If $n$ is the size of these strings, the "ambient" vector space $V:=\mathbb{Z}_2^n=\{0,1\}^n$ which is isomorphic to power set $P(S)$ (with, in particular, the same number of elements $2^n$)
In this vector space you can operate with matrices.
For example, the shift operator $S:x\to x+1$ has the following matrix :
$$S=\left(\begin{array}{llllll}
0&1&0&0&0&0\\
0&0&1&0&0&0\\
0&0&0&1&0&0\\
&&&\cdots&&\\
0&0&0&0&0&1\\
1&0&0&0&0&0\\
\end{array}\right)$$
A rotation class is the set $\{s,Ss,S^2s,... S^{n-1}s\}$
The link operator is clearly given by this matrix :
$$L=\left(\begin{array}{llllll}
1&1&0&0&0&0\\
0&1&1&0&0&0\\
0&0&1&1&0&0\\
&&&\cdots&&\\
0&0&0&0&1&1\\
1&0&0&0&0&1\\
\end{array}\right)=I+S$$
therefore is a linear operator (which wasn't evident "a priori").
(where $I$ is the $n \times n$ identity matrix).
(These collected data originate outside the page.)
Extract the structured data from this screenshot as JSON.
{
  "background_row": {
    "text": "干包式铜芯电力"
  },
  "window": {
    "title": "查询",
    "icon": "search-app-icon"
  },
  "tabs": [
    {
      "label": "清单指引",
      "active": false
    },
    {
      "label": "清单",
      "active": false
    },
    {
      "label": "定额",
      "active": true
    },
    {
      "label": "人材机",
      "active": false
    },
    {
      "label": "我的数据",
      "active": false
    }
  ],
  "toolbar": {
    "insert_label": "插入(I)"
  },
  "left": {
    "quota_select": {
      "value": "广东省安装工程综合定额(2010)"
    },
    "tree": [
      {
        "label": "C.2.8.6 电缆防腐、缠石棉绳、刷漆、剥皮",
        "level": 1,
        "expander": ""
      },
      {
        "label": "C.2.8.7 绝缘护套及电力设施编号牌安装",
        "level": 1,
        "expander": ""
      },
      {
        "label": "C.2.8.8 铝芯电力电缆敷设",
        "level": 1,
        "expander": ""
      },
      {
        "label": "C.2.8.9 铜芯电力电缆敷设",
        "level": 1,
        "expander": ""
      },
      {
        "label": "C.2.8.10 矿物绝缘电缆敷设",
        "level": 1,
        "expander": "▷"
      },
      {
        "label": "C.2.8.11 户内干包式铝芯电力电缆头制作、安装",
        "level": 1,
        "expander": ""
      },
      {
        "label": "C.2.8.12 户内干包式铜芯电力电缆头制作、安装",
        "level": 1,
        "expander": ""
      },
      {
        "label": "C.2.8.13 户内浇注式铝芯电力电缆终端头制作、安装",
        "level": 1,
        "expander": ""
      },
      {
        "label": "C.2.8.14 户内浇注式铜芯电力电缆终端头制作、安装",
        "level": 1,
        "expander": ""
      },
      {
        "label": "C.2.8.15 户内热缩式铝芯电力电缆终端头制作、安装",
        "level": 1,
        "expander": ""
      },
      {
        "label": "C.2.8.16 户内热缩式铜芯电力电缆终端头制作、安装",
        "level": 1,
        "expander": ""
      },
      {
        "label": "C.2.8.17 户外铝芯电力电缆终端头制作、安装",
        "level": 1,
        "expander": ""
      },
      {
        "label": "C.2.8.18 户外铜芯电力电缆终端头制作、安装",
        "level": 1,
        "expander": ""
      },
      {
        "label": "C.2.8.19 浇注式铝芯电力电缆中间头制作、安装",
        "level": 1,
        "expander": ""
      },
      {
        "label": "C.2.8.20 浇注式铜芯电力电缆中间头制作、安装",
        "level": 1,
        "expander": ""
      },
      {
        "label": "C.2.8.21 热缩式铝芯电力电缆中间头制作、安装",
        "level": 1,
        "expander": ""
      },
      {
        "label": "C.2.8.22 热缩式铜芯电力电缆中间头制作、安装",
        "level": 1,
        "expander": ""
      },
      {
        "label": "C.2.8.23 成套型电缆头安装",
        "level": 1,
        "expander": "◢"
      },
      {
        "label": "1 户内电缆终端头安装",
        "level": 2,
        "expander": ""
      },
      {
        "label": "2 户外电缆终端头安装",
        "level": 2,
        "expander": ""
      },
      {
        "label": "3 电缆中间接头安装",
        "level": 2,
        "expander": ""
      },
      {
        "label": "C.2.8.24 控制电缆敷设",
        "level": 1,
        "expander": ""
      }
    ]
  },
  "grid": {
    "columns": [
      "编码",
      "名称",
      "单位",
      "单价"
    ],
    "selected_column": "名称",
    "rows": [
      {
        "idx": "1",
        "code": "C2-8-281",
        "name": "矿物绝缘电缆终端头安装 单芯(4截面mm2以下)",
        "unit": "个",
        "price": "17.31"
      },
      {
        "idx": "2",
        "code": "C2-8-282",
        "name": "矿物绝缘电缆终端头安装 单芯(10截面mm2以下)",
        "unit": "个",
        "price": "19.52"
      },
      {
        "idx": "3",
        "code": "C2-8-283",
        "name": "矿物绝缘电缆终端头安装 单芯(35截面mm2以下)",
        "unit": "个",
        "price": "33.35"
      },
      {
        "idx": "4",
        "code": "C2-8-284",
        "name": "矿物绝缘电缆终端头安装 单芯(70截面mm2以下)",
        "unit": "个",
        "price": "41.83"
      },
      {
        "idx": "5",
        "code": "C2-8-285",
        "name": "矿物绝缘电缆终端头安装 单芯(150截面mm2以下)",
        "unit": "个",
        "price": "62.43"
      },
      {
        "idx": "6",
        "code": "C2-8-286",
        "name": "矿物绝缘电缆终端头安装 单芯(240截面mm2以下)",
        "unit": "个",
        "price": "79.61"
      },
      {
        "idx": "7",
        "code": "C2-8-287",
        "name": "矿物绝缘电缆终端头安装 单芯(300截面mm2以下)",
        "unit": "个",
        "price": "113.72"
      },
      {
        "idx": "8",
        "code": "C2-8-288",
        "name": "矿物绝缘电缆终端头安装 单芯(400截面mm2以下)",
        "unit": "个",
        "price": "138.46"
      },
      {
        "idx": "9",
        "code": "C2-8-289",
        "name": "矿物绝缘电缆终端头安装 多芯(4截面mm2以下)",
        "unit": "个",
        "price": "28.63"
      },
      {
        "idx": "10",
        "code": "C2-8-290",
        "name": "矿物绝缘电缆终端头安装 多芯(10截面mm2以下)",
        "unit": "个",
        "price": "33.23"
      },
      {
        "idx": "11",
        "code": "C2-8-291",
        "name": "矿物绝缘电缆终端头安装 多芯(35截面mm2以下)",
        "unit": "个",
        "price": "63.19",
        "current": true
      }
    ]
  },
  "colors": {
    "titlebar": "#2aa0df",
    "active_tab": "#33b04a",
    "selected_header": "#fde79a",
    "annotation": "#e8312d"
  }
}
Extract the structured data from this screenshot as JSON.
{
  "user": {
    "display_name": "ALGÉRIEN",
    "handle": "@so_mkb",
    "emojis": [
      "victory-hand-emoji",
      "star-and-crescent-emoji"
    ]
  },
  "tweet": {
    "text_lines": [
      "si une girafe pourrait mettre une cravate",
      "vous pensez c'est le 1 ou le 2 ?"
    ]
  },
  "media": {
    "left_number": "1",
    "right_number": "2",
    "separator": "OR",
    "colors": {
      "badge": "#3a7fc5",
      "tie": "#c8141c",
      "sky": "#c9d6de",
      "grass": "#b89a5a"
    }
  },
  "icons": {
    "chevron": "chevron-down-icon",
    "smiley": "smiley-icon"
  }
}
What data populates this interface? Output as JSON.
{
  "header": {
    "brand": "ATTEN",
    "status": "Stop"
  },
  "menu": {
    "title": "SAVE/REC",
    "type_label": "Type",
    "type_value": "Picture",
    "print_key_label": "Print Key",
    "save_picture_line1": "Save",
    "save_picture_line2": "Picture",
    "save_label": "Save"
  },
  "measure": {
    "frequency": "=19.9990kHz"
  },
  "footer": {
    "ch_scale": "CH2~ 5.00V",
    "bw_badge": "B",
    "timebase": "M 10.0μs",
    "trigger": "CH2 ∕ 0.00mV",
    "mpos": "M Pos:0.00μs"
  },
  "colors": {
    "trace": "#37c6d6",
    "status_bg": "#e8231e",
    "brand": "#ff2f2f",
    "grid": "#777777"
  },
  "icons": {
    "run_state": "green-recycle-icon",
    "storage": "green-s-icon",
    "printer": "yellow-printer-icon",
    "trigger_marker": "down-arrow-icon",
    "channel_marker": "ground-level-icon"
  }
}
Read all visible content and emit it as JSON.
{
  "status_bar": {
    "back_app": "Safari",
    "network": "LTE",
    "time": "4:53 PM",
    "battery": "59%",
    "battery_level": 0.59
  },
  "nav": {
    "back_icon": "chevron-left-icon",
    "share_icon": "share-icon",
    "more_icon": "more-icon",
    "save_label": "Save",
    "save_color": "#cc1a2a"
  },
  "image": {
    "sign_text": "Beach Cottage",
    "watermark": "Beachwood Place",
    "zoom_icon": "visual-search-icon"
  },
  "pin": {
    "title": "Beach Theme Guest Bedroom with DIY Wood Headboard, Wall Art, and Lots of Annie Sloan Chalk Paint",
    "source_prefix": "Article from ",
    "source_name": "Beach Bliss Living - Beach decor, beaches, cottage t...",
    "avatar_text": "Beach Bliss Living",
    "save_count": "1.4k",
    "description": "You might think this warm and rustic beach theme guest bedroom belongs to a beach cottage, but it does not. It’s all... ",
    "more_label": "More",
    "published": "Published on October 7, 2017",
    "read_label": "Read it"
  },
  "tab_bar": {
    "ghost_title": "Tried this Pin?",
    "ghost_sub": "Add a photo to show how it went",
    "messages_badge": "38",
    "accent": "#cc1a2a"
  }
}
What you call the sublink operator should be defined as the inverse of matrix $L$. But matrix $L$ is not invertible ... Therefore, speaking of sublink as "reverse operation" is confusing. As the rank of matrix $L$ is $n-1$, there is some hope by looking for pseudo-inverses.
One of them is
$$L_+=\left(\begin{array}{llllll}
0&1&1&1&1&1\\
1&0&1&1&1&1\\
1&1&0&1&1&1\\
&&&\cdots&&\\
1&1&1&1&0&1\\
1&1&1&1&1&0\\
\end{array}\right)=\textbf{1}\textbf{1}^T-I$$
(where $\textbf{1}$ is the column vector $n \times 1$ with all its entries equal to $1$).
with
$$L \times L_+=L \times (\textbf{1}\textbf{1}^T-I)=\underbrace{(L \times \textbf{1})}_{0}\textbf{1}^T-L= L=I\color{red}{+S} \ \ \text{instead of} \ \ L \times L_+=I.$$
(Please note that $L_+$ has full rank).
Important: In fact, the added term $\color{red}{S}$ above isn't harmful and can be suppressed if one considers that the result is "up to shifts" $S$, i.e., if one works in a given rotation class.